The above floating point error is the reasoning behind self.dot_product(other).abs < Epsilon in the method is_orthogonal? Epsilon is just set to some very small number to deal with floting point comparisons.

Are the other intervals orthogonal too?

Using all this, we should be able to answer the original question, are the other intervals in the chromatic scale all orthogonal to each other? The answer I found was no, not after only one cycle of the cosine waves.

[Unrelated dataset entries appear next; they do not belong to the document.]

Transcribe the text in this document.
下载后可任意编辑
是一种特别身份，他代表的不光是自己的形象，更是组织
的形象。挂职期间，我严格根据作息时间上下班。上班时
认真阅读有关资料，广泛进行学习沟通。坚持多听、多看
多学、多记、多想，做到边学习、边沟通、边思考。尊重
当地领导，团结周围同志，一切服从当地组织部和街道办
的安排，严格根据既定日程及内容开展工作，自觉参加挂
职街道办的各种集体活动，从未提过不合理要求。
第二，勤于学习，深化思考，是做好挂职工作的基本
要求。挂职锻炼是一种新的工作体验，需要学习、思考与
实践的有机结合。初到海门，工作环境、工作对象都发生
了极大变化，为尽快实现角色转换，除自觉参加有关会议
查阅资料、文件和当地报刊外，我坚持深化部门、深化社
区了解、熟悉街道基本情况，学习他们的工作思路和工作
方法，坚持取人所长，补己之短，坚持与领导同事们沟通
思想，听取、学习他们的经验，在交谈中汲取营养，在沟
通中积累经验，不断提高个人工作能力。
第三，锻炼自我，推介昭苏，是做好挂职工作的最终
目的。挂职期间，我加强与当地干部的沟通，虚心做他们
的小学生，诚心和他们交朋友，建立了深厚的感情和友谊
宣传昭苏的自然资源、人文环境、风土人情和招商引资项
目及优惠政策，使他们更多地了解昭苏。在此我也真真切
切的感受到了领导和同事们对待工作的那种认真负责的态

But, if you keep them running together for longer periods of time and more cycles, there is eventually a time when the waveform’s intervals will match up in period and the full waveform up until that point will be completely orthogonal to each other.

Checking Each Interval for Orthogonality

MaxCycles = 200
Ratios.each_with_index do |ratio, i|
    next if i == 0   #  Not orthogonal to itself!
    1.upto(MaxCycles) do |num_cycles|
        tonic = create_scale_degree(Ratios.first[:ratio], num_cycles)
        note = create_scale_degree(ratio[:ratio], num_cycles)
        if tonic.is_orthogonal?(note)
            puts "#{ratio[:name]} #{ratio[:ratio].inspect} is orthogonal to Unison after #{num_cycles} cycles"
            break;
        end
    end
end

Results

Below is a chart of the results sorted by how many cycles it takes for each interval to sync up and become orthogonal, which they all do after few relatively few cycles.

Results

| Cycles   | Ratio    |  Decimal  | Interval Name    |
| -------- | -------- | --------- | ---------------- |
|  1       |  2:1     | 2.0       | Octave           |
|  2       |  3:2     | 1.5       | Perfect Fifth    |
|  3       |  4:3     | 1.3333333 | Perfect Fourth   |
|  3       |  5:3     | 1.6666667 | Major Sixth      |
|  4       |  5:4     | 1.25      | Major Third      |
|  5       |  6:5     | 1.2       | Minor Third      |
|  5       |  8:5     | 1.6       | Minor Sixth      |
|  5       |  9:5     | 1.8       | Minor Seventh    |
|  8       |  9:8     | 1.125     | Major Second     |
|  8       | 15:8     | 1.875     | Major Seventh    |
| 24       | 25:24    | 1.0417    | Minor Second     |
| 32       | 45:32    | 1.40625   | Diminished Fifth |

The first things I notice about the results are:

The number of cycles required is equal to the denominator
The decimal value of the interval’s ratio doesn’t follow the number of cycles
The Perfect Fifth is the quickest to sync up (Circle of fifths?)
The Perfect Fourth is next
When DJing you generally mix songs in keys which are perfect fourths and fifths
My two favourite intervals take the longest to sync

What I can take away from this experiment, is that the human brain is basing its perception of consonance and dissonance on how long two frequencies or notes played together take until they match up in period and become orthogonal. This probably gives those intervals a feeling both of balance, but also temporary dissonance which resolves after a short period of time. Two sounds played at once which never resolve to orthogonality are considered noisey or out of tune.